Chapitre 40


Le froid réveilla Stiles, il était sur un sol humide et mou. Un son aigu scindait son crâne en deux, il fronça les sourcils et ouvrit péniblement ses paupières. Sa vision floue l'empêchait de distinguer l'endroit où il se trouvait. Un liquide chaud dévalait les sinuosités de son visage. Machinalement, il le toucha et porta sa main devant ses pupilles. Des taches écarlates souillaient la pulpe de ses doigts, il frissonna.

- Stiles Stilinski nous fait l'honneur de sa présence.

Son sang se glaça lorsque cette voix perfide atteignit ses oreilles. Il frotta ses yeux, se concentrant pour retrouver un semblant de netteté. Il releva difficilement la tête en gémissant devant l'horreur de la scène. Des cadavres jonchaient le sol, il les parcourut du regard le cœur battant, cédant petit à petit à la panique. L'un d'eux attira son attention, tremblant il amena sa paume à sa bouche, tentative dérisoire pour étouffer un cri de désespoir. Scott gisait sur la terre, ses yeux vitreux observait le ciel étoilé comme si, dans son dernier souffle de vie, il avait cherché à les rejoindre.

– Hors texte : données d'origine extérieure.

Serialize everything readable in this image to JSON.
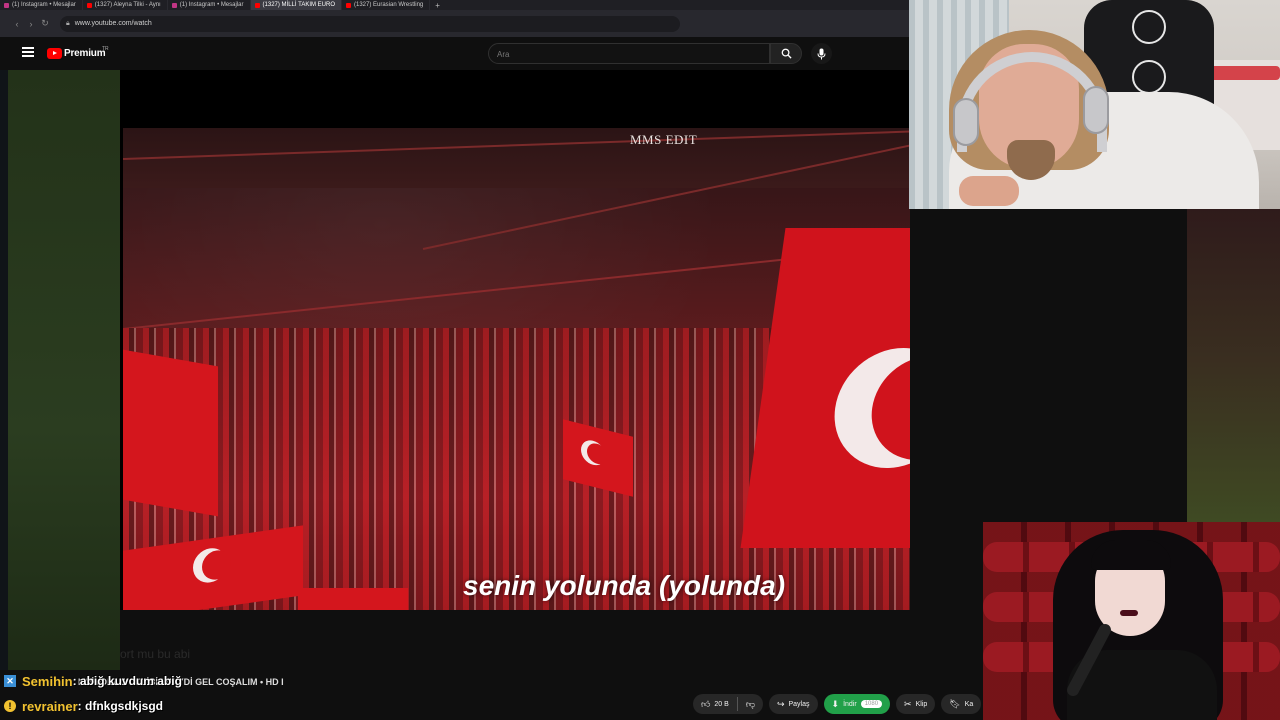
{
  "browser": {
    "tabs": [
      {
        "label": "(1) Instagram • Mesajlar",
        "icon": "instagram-icon",
        "active": false
      },
      {
        "label": "(1327) Aleyna Tilki - Aynı",
        "icon": "youtube-icon",
        "active": false
      },
      {
        "label": "(1) Instagram • Mesajlar",
        "icon": "instagram-icon",
        "active": false
      },
      {
        "label": "(1327) MİLLİ TAKIM EURO",
        "icon": "youtube-icon",
        "active": true
      },
      {
        "label": "(1327) Eurasian Wrestling",
        "icon": "youtube-icon",
        "active": false
      }
    ],
    "new_tab": "+",
    "url": "www.youtube.com/watch"
  },
  "youtube": {
    "brand": "Premium",
    "region": "TR",
    "search_placeholder": "Ara"
  },
  "video": {
    "watermark": "MMS EDIT",
    "lyric": "senin yolunda (yolunda)"
  },
  "below": {
    "faded_comment": "ort mu bu abi",
    "title_fragment": "MPİYONLUK KLİBİ I HAYDİ GEL COŞALIM • HD I"
  },
  "actions": {
    "like_count": "20 B",
    "share": "Paylaş",
    "download": "İndir",
    "quality": "1080",
    "clip": "Klip",
    "save": "Ka"
  },
  "chat": [
    {
      "user": "Semihin",
      "message": ": abiğ kuvdum abiğ",
      "user_color": "#f2c230",
      "badge": "x-icon"
    },
    {
      "user": "revrainer",
      "message": ": dfnkgsdkjsgd",
      "user_color": "#f2c230",
      "badge": "warning-icon"
    }
  ]
}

Sa bouche ouverte ressemblait à une porte que son âme avait franchie bien trop tôt.

- Non, murmura Stiles. Ce n'est pas réel.

Une main glaciale saisit sa mâchoire l'obligeant à abandonner sa contemplation du corps sans vie de son frère. Des cheveux orange flamboyants, un sourire immense vide de toute joie et des iris scintillants. Stiles déglutit quand le visage cruel de Preston se dessinait devant lui.

- Cher ami, ricana l'alpha démoniaque. Qu'est-ce qui est réel et qu'est ce qu'il ne l'est pas ?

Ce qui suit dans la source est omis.